My practice is manifested in site-specific interventions at places operated by institutions. Aimed at localities we collectively inhabit, my work negotiates and reveals, activates and re-stimulates awareness for our immediate surroundings. Both, having lived in a very regulated societal system and worked in highly corporate environment makes me particularly aware and responsive to such context.

My work reflects on mechanisms of power that underlie the institutionalised everyday – authority, discipline and hierarchies that are embedded throughout. By subtle altering ambient factors such as floors or walls I heighten perception for how institutional environments impact our behaviour and routines. Likewise altered or animated interior such as chairs and tables reflect on the individual and the interpersonal, on seriality and the need to conform. Even though my work is concerned with significant collective issues, it calls on a playful-humorous tone. It encourages to improvise within what surrounds us institutionally every day.
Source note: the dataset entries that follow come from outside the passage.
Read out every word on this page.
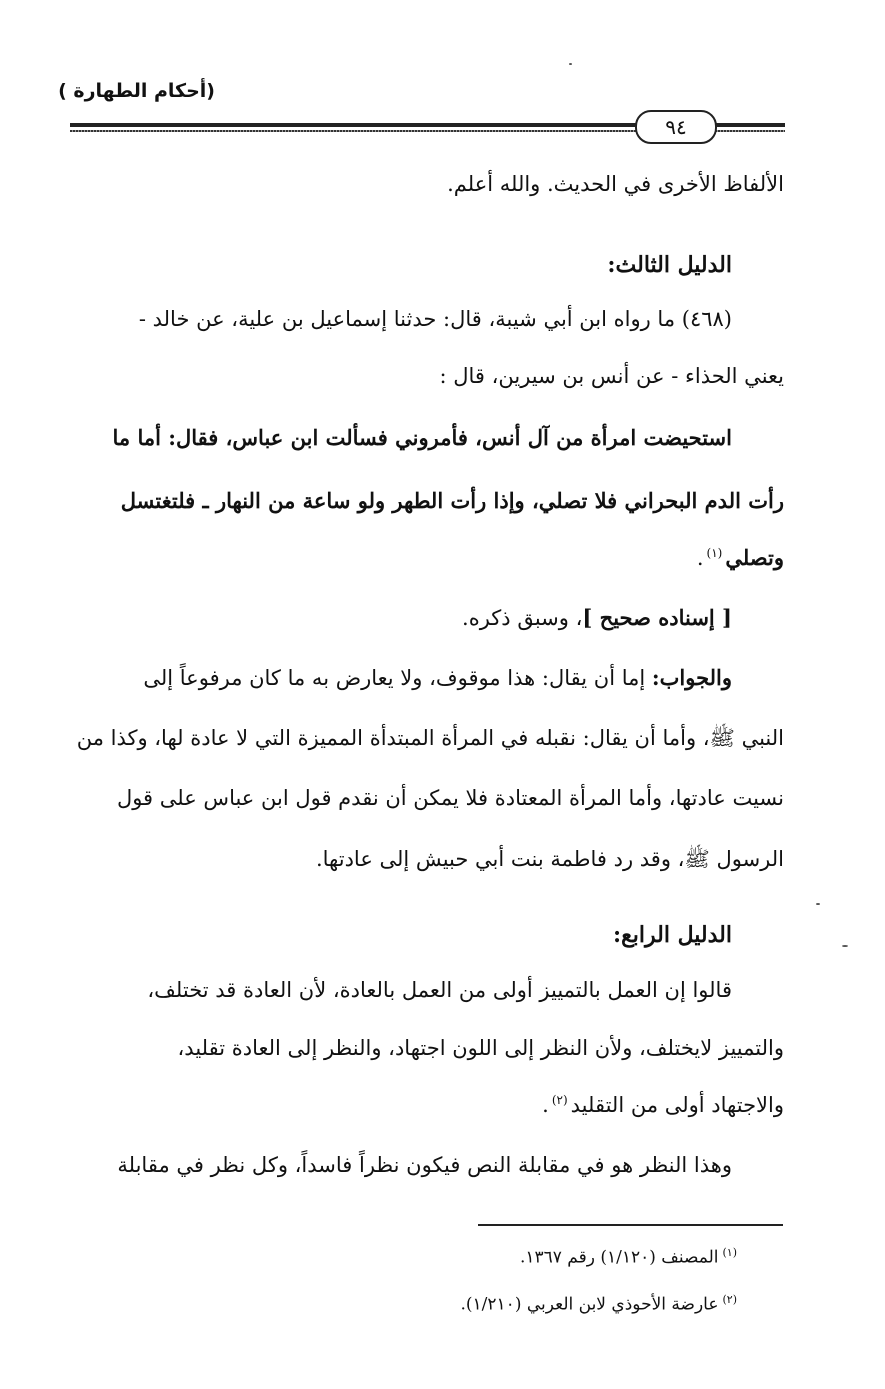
(أحكام الطهارة )
٩٤
الألفاظ الأخرى في الحديث. والله أعلم.
الدليل الثالث:
(٤٦٨) ما رواه ابن أبي شيبة، قال: حدثنا إسماعيل بن علية، عن خالد -
يعني الحذاء - عن أنس بن سيرين، قال :
استحيضت امرأة من آل أنس، فأمروني فسألت ابن عباس، فقال: أما ما
رأت الدم البحراني فلا تصلي، وإذا رأت الطهر ولو ساعة من النهار ـ فلتغتسل
وتصلي$^{(١)}$.
[ إسناده صحيح ]، وسبق ذكره.
والجواب: إما أن يقال: هذا موقوف، ولا يعارض به ما كان مرفوعاً إلى
النبي ﷺ، وأما أن يقال: نقبله في المرأة المبتدأة المميزة التي لا عادة لها، وكذا من
نسيت عادتها، وأما المرأة المعتادة فلا يمكن أن نقدم قول ابن عباس على قول
الرسول ﷺ، وقد رد فاطمة بنت أبي حبيش إلى عادتها.
الدليل الرابع:
قالوا إن العمل بالتمييز أولى من العمل بالعادة، لأن العادة قد تختلف،
والتمييز لايختلف، ولأن النظر إلى اللون اجتهاد، والنظر إلى العادة تقليد،
والاجتهاد أولى من التقليد$^{(٢)}$.
وهذا النظر هو في مقابلة النص فيكون نظراً فاسداً، وكل نظر في مقابلة
$^{(١)}$المصنف (١/١٢٠) رقم ١٣٦٧.
$^{(٢)}$عارضة الأحوذي لابن العربي (١/٢١٠).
Every work asks for a new composite of skills, materials and self-imposed rules. Whether extending and twisting a building’s own language or by letting interior resemble human qualities – each time it results in a one-off response. Some interventions reside as photographs. Some need the encounter in situ to connect to another layer: the viewer’s experience.

Oliver Hymans

Oliver Hymans is a theatre artist, performer and a teacher.


He was awarded a First Class Honours Degree in Geography from the University of Nottingham in 2005, and a Masters degree in Scenography from Central Saint Martins in 2006.
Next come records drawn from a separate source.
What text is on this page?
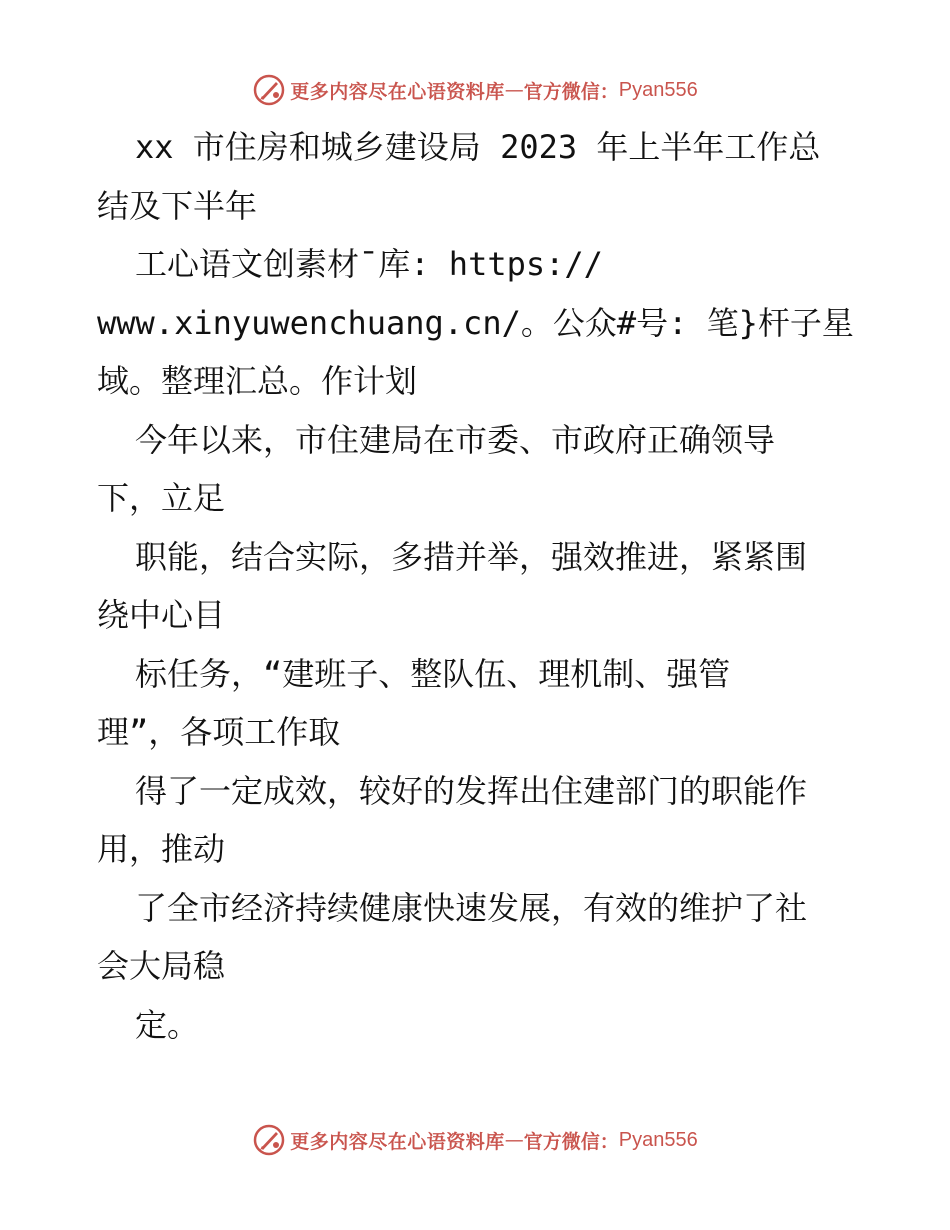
更多内容尽在心语资料库 — 官方微信： Pyan556
xx 市住房和城乡建设局 2023 年上半年工作总
结及下半年
工心语文创素材¯库: https://
www.xinyuwenchuang.cn/。公众#号: 笔}杆子星
域。整理汇总。作计划
今年以来，市住建局在市委、市政府正确领导
下，立足
职能，结合实际，多措并举，强效推进，紧紧围
绕中心目
标任务，“建班子、整队伍、理机制、强管
理”，各项工作取
得了一定成效，较好的发挥出住建部门的职能作
用，推动
了全市经济持续健康快速发展，有效的维护了社
会大局稳
定。
更多内容尽在心语资料库 — 官方微信： Pyan556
Oliver is interested in the spaces in which performance happen, and is committed to exploring work in unusual or non-theatre spaces. He is the co-founder and artistic director of animate:SPACE, dedicated to infusing life in the forgotten spaces of the city. With the company, Oliver was recently commissioned by the Barbican, in collaboration with their blockbuster show ‘Seduced: Art and Sex from Antiquity until Now’, to create a new performance (‘Draw Me Baby’) in the unique space of The Window Gallery, in Central London.


Past projects include: video design on ‘The Cows Come Home’ by Zeb Fontaine (Udder Belly @ Brighton Fringe Festival 2008); production assistant on ‘The Other is You’(Brighton, Berlin, Groningen; 2007) with internationally renowned performance company Station House Opera; scenographer for ‘Palm Grove Tales’ (Kerala, India 2006); designer and director for animate:SPACE:  Draw Me Baby’ (Barbican / The Window Gallery London 2007), ‘Spillage’ (Act Art 5 2006); solo performance works: ‘To Moscow’ (Camden People’s Theatre Festival of Contemporary Theatre and Nolia’s Gallery 2005/06); ‘Papa PoCo’ (Lotos Collective @ The Window Gallery, London 2006); director for ‘The Shoe Story’ (Sweet Venue @ Edinburgh Fringe Festival 2005), ‘Charlie and the Chocolate Factory’ (Lakeside Arts Centre Nottingham 2004), ‘The Side Show’ (New Theatre Nottingham 2003). 


Oliver is committed to inspiring young people to be passionate about theatre and has led several education projects with students across London. A recent project involved children from inner city London designing and installing a new public art work, commissioned by British Land, which was displayed in Euston, Central London during the summer of 2007.

 

He is currently working as a teacher in Elephant and Castle, London.